Wingrave had a terrible moment. What he felt he would never have admitted, even to himself. Her eyes were shining with sympathy, and it was so unexpected. He had expected something in the nature of a cold withdrawal; her silence was the only thing he had counted upon. It was a fierce, but short battle. His sudden grasp of her hands was relaxed. He stood away from her.

"You are very kind," he said.

"As you can doubtless imagine, it is a little too late for sympathy. The years have gone, and the better part of me, if ever there was a better part, with them."

 "I am not so sure of that!" she whispered.

 He looked at her coldly.

 "Why not?"

"If you were absolutely heartless," she said, "if you were perfectly consistent, why did you not make me suffer? You had a great chance! A little feigned affection, and then a few truths.
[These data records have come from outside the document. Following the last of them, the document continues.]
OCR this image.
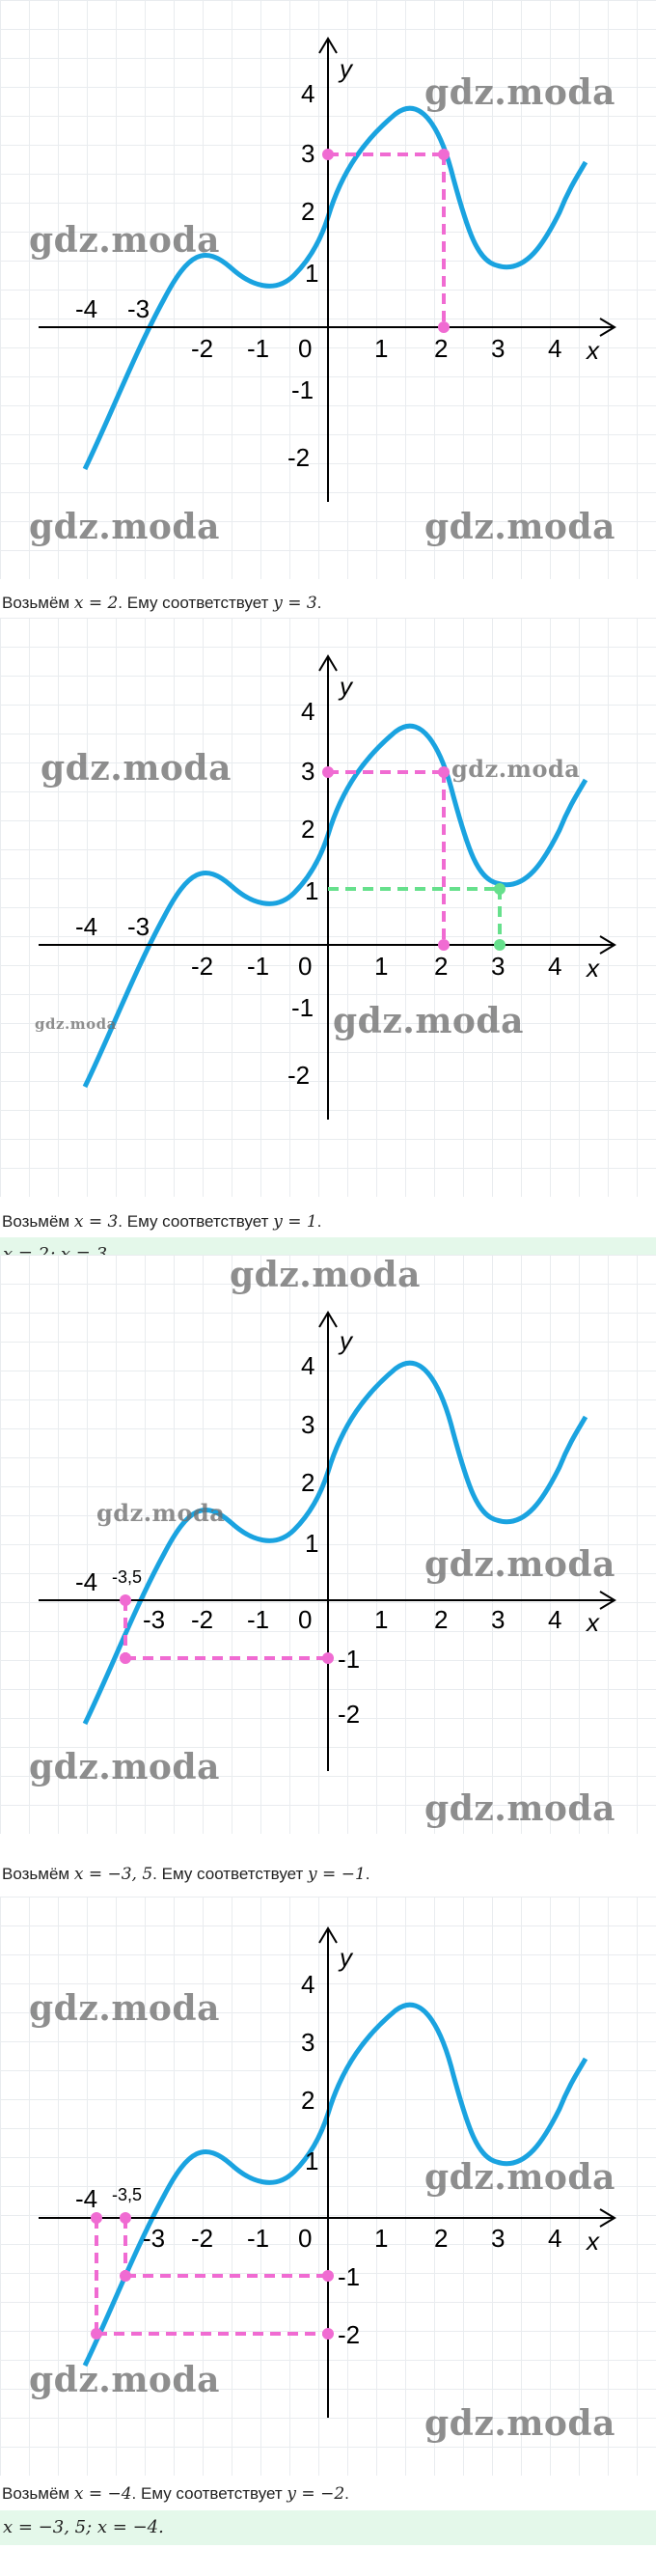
-4 -3
-2 -1 0 1 2 3 4
4
3
2
1
-1
-2
x
y
gdz.moda
gdz.moda
gdz.moda	gdz.moda
Возьмём x = 2. Ему соответствует y = 3.
-4 -3
-2 -1 0 1 2 3 4
4
3
2
1
-1
-2
x
y
gdz.moda	gdz.moda
gdz.moda	gdz.moda
Возьмём x = 3. Ему соответствует y = 1.
-4 -3,5
-3 -2 -1 0 1 2 3 4
4
3
2
1
-1
-2
x
y
gdz.moda
gdz.moda
gdz.moda
gdz.moda
gdz.moda
Возьмём x = −3, 5. Ему соответствует y = −1.
-4 -3,5
-3 -2 -1 0 1 2 3 4
4
3
2
1
-1
-2
x
y
gdz.moda
gdz.moda
gdz.moda
gdz.moda
Возьмём x = −4. Ему соответствует y = −2.
x = −3, 5; x = −4.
You could have dragged me down a little way into the pit of broken hearts! Why didn't you?"

 He frowned.

 "One is forced to neglect a few opportunities!"

 She smiled at him--delightfully.

"You foolish man!" she murmured.

"Some day or other, you will turn out to be a terrible impostor. Do you know, I think I am going to ask you again--what I asked you last night?"

 "I scarcely think that you will be so ill-advised," he declared coldly.

"Whether you believe it or not, I can assure you that I am incapable of affection."

 She sighed.

 "I am not so sure about that," she said with protesting eyebrows, "but you are terribly hard-hearted?"

He was entirely dissatisfied with the impression he had produced. He considered the attitude of the Marchioness unjustifiably frivolous. He had an uneasy conviction that she was not in the least inclined to take him seriously.

 "I don't think," he said, glancing at the clock, "that I need detain you any longer."

 "You are really going away, then?" she asked him softly.

 "Yes."

 "To call on Lady Ruth, perhaps?"

 "As it happens, no," he answered.

 Suddenly her face changed--she had remembered something.

 "It was Lady Ruth!" she exclaimed.

 "Exactly!" he interrupted.

 "What a triumph of inconsistency!" she declared scornfully.

"You are lending them money!"

 "I am lending money to Lady Ruth," he answered slowly.

 Their eyes met. She understood, at any rate, what he intended to convey. Certainly his expression was hard and merciless enough now!

 "Poor Ruth," she murmured.

"Some day," he answered, "you will probably say that in earnest."